一番奥まで来て中林は床のタイヤの跡に気づいた。
頻繁に車の出入りした後がはっきり解るのだが、
タイヤ痕は行き止まりの壁に向かっていて前で止まった形跡もないし、
まるで壁に吸い込まれたように壁に当たって消えている。
何度も壁を叩いてみたり、
継ぎ目がないか確認したがこの建物を覆っている壁と何ら変わりがない。
むしろほかの壁よりもしっかりしている感じで、
しばらく壁を触りながら見落としがないかじっくり調べていると、かすかに振動を感じた。
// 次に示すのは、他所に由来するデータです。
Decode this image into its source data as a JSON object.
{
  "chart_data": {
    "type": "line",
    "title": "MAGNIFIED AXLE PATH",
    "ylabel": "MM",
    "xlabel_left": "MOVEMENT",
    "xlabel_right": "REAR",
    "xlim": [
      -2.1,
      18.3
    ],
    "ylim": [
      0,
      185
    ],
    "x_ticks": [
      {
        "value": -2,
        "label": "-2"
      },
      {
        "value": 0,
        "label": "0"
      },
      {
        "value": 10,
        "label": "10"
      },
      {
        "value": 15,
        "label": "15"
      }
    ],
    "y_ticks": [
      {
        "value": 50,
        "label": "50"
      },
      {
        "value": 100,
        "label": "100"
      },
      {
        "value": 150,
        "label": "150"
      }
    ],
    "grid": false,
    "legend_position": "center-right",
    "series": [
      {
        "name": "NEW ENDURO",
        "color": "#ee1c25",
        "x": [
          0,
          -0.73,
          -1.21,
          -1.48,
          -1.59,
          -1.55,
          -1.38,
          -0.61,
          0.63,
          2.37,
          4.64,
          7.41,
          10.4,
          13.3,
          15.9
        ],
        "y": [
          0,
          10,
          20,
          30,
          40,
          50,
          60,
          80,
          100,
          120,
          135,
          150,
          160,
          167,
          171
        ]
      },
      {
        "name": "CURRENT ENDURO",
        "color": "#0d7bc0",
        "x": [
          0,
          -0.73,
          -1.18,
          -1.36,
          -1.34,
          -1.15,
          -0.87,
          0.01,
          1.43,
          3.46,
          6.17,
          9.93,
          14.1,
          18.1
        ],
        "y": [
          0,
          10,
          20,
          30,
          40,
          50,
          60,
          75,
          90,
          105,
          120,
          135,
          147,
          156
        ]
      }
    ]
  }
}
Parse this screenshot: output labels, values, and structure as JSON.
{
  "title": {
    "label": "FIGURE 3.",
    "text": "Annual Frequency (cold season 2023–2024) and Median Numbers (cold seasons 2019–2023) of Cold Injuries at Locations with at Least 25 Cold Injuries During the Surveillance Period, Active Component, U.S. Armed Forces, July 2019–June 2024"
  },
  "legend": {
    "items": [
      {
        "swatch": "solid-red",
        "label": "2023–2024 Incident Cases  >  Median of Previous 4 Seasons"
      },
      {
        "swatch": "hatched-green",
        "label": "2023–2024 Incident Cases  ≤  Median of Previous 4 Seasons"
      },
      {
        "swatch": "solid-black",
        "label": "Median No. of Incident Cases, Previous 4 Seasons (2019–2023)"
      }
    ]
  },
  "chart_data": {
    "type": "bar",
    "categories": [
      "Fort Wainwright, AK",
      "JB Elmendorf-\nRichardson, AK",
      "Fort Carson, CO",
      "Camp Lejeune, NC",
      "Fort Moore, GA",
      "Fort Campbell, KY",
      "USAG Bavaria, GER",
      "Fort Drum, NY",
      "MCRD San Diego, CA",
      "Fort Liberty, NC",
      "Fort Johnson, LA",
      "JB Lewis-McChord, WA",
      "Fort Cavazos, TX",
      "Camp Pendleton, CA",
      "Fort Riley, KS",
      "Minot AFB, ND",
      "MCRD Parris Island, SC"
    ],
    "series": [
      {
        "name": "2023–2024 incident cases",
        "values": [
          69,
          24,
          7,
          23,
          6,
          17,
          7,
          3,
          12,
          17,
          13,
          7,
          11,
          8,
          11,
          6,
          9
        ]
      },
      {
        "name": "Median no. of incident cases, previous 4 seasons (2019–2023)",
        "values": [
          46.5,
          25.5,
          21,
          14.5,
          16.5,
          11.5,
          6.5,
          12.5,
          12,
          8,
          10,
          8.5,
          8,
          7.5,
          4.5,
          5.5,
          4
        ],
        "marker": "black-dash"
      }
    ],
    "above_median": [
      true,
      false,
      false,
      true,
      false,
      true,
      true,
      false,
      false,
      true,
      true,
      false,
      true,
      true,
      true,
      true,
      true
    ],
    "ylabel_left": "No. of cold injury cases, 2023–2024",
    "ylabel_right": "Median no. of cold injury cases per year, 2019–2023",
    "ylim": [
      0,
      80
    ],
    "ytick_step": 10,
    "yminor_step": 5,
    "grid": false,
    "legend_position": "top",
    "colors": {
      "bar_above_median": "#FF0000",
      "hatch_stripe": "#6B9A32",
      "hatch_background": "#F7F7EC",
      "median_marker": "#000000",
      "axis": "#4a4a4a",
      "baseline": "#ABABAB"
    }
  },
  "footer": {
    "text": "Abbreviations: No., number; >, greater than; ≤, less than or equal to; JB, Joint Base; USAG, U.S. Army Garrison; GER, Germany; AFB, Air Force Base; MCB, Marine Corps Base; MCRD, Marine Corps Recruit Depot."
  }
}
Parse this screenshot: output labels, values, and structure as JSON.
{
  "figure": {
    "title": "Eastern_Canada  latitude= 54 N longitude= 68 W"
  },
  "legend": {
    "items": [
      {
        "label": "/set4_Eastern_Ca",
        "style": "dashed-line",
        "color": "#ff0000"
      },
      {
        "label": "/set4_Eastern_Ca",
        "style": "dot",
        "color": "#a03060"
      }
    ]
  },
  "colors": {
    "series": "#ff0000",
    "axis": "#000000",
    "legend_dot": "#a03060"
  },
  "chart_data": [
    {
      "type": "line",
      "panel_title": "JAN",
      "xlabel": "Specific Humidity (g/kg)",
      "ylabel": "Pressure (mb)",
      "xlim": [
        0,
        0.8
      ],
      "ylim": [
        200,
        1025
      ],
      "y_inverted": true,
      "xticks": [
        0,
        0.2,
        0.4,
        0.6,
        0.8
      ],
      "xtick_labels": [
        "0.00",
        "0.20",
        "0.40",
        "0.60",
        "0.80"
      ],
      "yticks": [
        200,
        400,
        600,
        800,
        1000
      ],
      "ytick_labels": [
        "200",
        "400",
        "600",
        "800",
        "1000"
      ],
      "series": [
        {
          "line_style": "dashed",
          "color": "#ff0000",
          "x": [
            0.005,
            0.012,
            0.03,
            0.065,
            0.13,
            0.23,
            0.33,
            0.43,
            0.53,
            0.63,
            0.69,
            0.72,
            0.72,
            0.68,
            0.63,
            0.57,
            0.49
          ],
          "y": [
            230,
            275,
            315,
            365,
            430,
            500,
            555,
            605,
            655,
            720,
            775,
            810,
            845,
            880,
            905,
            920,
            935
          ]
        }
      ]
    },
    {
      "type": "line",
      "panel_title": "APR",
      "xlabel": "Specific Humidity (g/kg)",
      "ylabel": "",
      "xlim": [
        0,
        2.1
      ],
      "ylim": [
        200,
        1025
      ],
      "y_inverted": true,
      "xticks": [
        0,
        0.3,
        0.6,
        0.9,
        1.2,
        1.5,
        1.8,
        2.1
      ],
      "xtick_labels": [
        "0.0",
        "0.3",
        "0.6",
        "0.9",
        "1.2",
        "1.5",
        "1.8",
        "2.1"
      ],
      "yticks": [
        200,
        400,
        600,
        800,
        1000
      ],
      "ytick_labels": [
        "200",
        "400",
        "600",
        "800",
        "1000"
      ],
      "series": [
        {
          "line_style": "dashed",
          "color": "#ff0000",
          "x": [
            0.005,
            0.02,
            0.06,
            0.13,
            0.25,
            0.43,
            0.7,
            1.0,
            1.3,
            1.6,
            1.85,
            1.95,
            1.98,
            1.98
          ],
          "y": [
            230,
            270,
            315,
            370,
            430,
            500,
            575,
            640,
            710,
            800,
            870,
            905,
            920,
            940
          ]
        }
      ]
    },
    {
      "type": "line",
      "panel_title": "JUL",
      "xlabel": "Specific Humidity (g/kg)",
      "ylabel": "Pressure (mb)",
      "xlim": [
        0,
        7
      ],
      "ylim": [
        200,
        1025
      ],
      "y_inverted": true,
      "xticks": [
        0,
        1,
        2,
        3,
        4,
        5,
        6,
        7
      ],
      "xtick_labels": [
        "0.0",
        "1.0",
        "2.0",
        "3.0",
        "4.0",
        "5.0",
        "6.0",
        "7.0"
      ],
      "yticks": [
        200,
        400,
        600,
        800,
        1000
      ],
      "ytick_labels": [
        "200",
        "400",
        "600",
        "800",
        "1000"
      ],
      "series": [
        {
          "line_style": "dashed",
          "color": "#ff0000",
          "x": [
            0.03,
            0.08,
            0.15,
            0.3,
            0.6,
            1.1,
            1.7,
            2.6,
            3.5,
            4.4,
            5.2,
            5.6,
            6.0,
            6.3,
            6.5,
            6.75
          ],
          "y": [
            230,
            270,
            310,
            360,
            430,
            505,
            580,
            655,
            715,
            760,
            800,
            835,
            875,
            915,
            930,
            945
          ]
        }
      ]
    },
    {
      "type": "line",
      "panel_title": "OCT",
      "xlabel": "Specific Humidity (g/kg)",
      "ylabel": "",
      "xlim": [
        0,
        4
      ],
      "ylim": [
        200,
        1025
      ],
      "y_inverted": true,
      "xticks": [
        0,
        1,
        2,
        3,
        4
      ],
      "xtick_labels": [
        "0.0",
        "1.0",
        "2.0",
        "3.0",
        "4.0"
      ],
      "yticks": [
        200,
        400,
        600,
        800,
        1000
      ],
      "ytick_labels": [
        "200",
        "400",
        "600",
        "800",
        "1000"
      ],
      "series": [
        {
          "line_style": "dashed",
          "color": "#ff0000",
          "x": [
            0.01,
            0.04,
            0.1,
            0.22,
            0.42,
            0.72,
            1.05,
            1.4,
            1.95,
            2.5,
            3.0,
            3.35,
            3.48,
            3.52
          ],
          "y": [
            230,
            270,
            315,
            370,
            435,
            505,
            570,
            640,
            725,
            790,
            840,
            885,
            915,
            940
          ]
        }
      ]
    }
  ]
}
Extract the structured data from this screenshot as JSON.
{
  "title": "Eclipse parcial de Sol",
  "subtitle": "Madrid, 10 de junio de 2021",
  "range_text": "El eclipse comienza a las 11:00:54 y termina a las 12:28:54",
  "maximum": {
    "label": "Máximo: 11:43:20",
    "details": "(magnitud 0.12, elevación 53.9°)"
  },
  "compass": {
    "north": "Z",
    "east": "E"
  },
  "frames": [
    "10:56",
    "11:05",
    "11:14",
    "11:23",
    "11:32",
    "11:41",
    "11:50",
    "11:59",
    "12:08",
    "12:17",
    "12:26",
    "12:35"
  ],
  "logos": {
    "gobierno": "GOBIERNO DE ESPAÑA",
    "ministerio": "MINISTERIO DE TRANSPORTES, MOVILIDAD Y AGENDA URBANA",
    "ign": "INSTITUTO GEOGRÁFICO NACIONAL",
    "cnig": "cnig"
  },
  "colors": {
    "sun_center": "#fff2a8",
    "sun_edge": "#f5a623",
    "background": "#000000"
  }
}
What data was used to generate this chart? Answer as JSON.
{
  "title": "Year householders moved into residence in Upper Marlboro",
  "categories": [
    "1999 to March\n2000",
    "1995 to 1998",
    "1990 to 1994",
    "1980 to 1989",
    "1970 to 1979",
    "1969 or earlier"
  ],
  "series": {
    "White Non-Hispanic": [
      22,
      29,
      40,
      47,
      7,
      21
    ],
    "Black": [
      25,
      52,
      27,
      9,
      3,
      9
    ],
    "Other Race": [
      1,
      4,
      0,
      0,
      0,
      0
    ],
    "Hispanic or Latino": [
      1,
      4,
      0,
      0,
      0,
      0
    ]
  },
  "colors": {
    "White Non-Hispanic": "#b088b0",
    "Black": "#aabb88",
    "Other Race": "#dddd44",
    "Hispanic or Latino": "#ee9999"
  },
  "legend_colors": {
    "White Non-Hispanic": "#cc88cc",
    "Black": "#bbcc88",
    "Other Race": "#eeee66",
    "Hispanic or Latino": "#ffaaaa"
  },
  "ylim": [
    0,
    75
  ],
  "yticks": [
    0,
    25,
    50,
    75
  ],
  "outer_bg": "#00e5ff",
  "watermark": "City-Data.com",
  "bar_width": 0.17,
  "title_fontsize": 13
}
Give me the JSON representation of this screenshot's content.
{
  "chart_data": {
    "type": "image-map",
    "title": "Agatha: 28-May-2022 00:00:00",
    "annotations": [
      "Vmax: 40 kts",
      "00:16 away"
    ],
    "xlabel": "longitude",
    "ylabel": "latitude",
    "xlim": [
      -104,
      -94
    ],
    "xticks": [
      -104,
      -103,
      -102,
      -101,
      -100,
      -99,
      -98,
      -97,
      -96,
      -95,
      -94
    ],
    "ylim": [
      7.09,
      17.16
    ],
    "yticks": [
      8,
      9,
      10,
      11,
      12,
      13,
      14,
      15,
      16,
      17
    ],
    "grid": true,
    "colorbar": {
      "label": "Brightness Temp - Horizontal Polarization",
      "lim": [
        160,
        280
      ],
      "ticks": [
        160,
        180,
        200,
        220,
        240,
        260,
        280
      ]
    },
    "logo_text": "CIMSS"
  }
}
その瞬間壁の向こうからエンジン音が近づいてきている。
「やばい!」
中林は、壁から離れると柱の影に身を潜めた。
その直後ヘッドライトが壁の中から現れた、
というより車が飛び出してくる瞬間壁が消えたのだ。
車が一台通れる大きさに開き、
黒のセダンがすばやくフロアを通りぬけて出口に向かっていった。
振り向いて見るとその通路はまた壁に戻っていた。
いそいで壁に体当たりをしたが、むなしくはじき返された。
「あぅ、いってえ、あちちち、くそ!」
痛む肩を押さえながら思わず叫んでいた。
何も考えずに壁に向って体当たりをするとは。
後から考えるとばかな事をしてるとつくづく自分が情けなくなった。
自分が理解できないことは根性で何とかなるんじゃないか、
などと学生の運動部気分がまだ抜けずにいることを含めて、
もう年なんだから考え直せ、と言い聞かせた。
これは理系の人間でないと理解できそうもない現象だな。
そうだ、あいつらならこの壁のことがわかるかも知れない。
中林は携帯を取り出した。しかし圏外だ。これじゃ仕方ない。
フロアを出口に向かい登り始めて、
やっと通話状態になったのはビルの外に出たときだった。
「やあ、おれだよ、中林だ。今いいかな」
「あ、先輩。いいですよ、ちょうど外回りから戻ったところです」
通話の相手は御手洗だ、相変わらず、中林に対して明るい態度だ。
「わるいなあ、ちょっと調べてもらいたいことがあるんで、頼むよ」
「はい、なにか?」
「確か、お前の同期に科学課に行った奴がいたな。あいつ今どうしてる?」
「俊、結城俊ですか。
今は総合科学庁に移ってなにか研究していますよ。
たまに会って話を聞くのですが、俺にはちんぷんかんぷんで、
まいっちゃいますよ、でその俊がなにか役に立つんですか?」
「おお、そうそう、そういう奴がほしかったんだ。
今まさに捜査の行き止まりでなあ、はははは、」
中林はあの壁と行き止まりを掛けた自分を思わず笑ってしまった。
「なんすかそれって、先輩大丈夫ですか?」
「な、なに言ってやがる。これはマジ!マジなんだよ。」
「わ、解りましたよ。で、どこで打ち合わせします」
「そうだな、あの店知ってるか、ショッピングモールのセンター街の海洋って店」
「はい、大体解ります」
「で、そこに今夜でどうだい」
「了解です。俊はきっちり定時で上がれるいいご身分だから、大丈夫でしょう」
皮肉たっぷりに御手洗は言った。
「じゃ、宜しく」
よし、あとは若い奴らの知恵を借りて実行あるのみ、と中林は鼻息を荒くした。
そして携帯を背広の胸ポケットにしまうと自分の車のところまでもどり、
素早く運転席に乗り込むと、その店の方角に車を走らせた。